Hiving is about opening up space with light, making it large, flexible and multi-use, so that people can do their own thing while still in connection with each other. In this layout from Ikea, a child can be doing homework while dad cooks and mom chats or watches television.


village of brooklin west

Another big multi-purpose space is shown in this file photo from a model home at Village of Brooklin West.

“Take advantage of the current trend away from single-purpose rooms toward larger, more multipurpose rooms.”

Remember when we “cocooned” in our houses? That meant that the PJs and slippers came out the moment the door closed, and we temporarily “escaped” from the big world outside, and hung out in our soft, cushy, homes instead.

Cultural experts say “cocooning” was a larger societal trend that began years ago and is already fading away, but the design team sees evidence of it every winter — it looks like human hibernation to us. And with spring around the corner, we’re all starting to think about digging out of our burrows and stepping into the sunlight.

To welcome the coming season, we could try embracing the more current trends — called “hiving” by those same experts. It means we open our homes to family and the larger community rather than by concentrating on living in a warm cocoon in our homes. Its name suggests that, like a beehive, our homes will once again be “buzzing” with social activities and work; because we’ve become much more interested in engaging and interacting with other people in our homes.

For example, instead of going out for entertainment, we may consider bringing musicians into our home.

If our work allows flexibility, we might consider holding breakfast meetings with our colleagues at our house.

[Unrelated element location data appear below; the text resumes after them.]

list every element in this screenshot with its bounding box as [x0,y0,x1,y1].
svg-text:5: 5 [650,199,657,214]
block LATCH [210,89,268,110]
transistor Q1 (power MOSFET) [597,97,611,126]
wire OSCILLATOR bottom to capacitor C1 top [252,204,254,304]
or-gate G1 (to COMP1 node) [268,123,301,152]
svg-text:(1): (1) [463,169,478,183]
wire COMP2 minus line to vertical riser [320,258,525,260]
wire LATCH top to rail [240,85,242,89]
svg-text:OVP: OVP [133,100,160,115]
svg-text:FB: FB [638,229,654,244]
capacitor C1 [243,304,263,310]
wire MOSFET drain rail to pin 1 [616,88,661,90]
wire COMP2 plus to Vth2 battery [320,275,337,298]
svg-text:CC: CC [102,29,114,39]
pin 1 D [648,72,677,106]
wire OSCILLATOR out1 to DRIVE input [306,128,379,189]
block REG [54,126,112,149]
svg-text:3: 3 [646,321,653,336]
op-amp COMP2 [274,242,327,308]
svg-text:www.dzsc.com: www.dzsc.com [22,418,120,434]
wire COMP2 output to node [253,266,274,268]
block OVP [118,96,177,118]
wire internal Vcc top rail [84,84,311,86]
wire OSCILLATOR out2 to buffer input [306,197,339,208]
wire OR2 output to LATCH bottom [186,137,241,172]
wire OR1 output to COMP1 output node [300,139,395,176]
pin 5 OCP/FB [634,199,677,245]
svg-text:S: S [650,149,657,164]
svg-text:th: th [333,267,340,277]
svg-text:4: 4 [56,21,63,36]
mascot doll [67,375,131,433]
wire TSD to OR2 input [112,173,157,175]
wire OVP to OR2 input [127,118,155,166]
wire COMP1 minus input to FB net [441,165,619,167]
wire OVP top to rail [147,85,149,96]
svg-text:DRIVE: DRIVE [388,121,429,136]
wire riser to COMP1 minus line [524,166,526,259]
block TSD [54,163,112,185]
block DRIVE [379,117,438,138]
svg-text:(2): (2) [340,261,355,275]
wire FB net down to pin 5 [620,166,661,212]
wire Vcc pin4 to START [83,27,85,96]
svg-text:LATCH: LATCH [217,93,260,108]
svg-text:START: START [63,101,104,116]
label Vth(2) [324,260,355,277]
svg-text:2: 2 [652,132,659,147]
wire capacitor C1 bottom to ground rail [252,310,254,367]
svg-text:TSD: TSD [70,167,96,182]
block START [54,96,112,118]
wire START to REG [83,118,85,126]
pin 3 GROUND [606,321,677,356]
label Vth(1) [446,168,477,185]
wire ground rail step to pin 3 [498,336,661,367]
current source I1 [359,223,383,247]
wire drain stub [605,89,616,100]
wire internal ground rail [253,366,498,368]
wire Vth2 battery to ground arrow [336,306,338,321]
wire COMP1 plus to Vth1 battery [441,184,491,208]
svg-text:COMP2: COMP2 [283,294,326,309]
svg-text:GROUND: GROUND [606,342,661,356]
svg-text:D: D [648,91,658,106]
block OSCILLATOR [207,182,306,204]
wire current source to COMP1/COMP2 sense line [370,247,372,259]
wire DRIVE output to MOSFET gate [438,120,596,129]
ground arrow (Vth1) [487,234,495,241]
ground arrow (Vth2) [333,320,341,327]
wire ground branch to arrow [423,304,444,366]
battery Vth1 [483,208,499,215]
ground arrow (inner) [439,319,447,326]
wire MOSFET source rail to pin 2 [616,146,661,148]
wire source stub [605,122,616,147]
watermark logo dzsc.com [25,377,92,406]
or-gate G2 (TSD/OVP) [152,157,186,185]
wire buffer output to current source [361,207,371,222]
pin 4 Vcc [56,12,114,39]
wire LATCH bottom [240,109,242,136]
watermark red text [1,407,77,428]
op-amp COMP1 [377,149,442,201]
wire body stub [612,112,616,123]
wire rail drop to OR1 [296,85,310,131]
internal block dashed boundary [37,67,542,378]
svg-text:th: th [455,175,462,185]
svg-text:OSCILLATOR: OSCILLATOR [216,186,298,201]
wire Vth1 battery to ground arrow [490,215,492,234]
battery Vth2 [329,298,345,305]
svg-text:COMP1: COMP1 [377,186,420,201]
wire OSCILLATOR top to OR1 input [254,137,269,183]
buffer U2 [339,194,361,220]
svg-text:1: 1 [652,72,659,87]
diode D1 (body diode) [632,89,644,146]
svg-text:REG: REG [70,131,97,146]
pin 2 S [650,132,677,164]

Or we may invite the neighbours for a working session on how to help improve the neighbourhood.

While we might not want to make huge changes in the way we live, we may want to change the mood in our households from slumbering to at least waking and coherent and friendly to other human beings. That can be helped along by making some changes in the way we decorate and especially in the way we divide space.

For example, while cocooning was all about using soothing, quiet colours, plush finishes, deep sofas and loads of pillows upon which to lounge, relax and escape; hiving is more about energy and flexibility. Hive decor includes livelier colours, cleaner lines and less fussy fabrics. Flowers also bring in the spring. Clutter is definitely “out,” and large, flexible, well-organized, multi-purpose spaces are “in.”

We are seeing fewer items in larger, multi-purpose spaces, from furniture to appliances to decorations, but those that we have are better quality, more attractive, and integrate seamlessly into a space.

For example, fridges with glass doors can be so good-looking, you won’t worry about putting them in a space also used for entertaining.

If you are lucky enough to be designing a new home or redesigning an old one, you might be able to take advantage of the current trend away from single-purpose rooms, toward larger, more multi-purpose rooms.

For example, think about laundry facilities in a playroom, or a kitchen with laundry and home office incorporated. Or a family room with a computer station, library, and an entertainment centre. We’re excited about the possibilities because traditional “room” definitions can change!

In addition, in these wide, open spaces, furniture can be easily moved and reconfigured to adjust to social or work needs as they arise.

Wall borders are out, and in their place, we see either no walls, or glass partitions that let the light shine through and impart a sense of connection to family members and visitors in your house.

With all these big exciting ideas on changes in the way we live in our homes, it is fun to contemplate how you might try to integrate them into your living space.

At the very least, concentrate on the many ways to slowly start waking up your slumbering “cocooning” household and preparing it for the increasing buzz of busyness as spring approaches.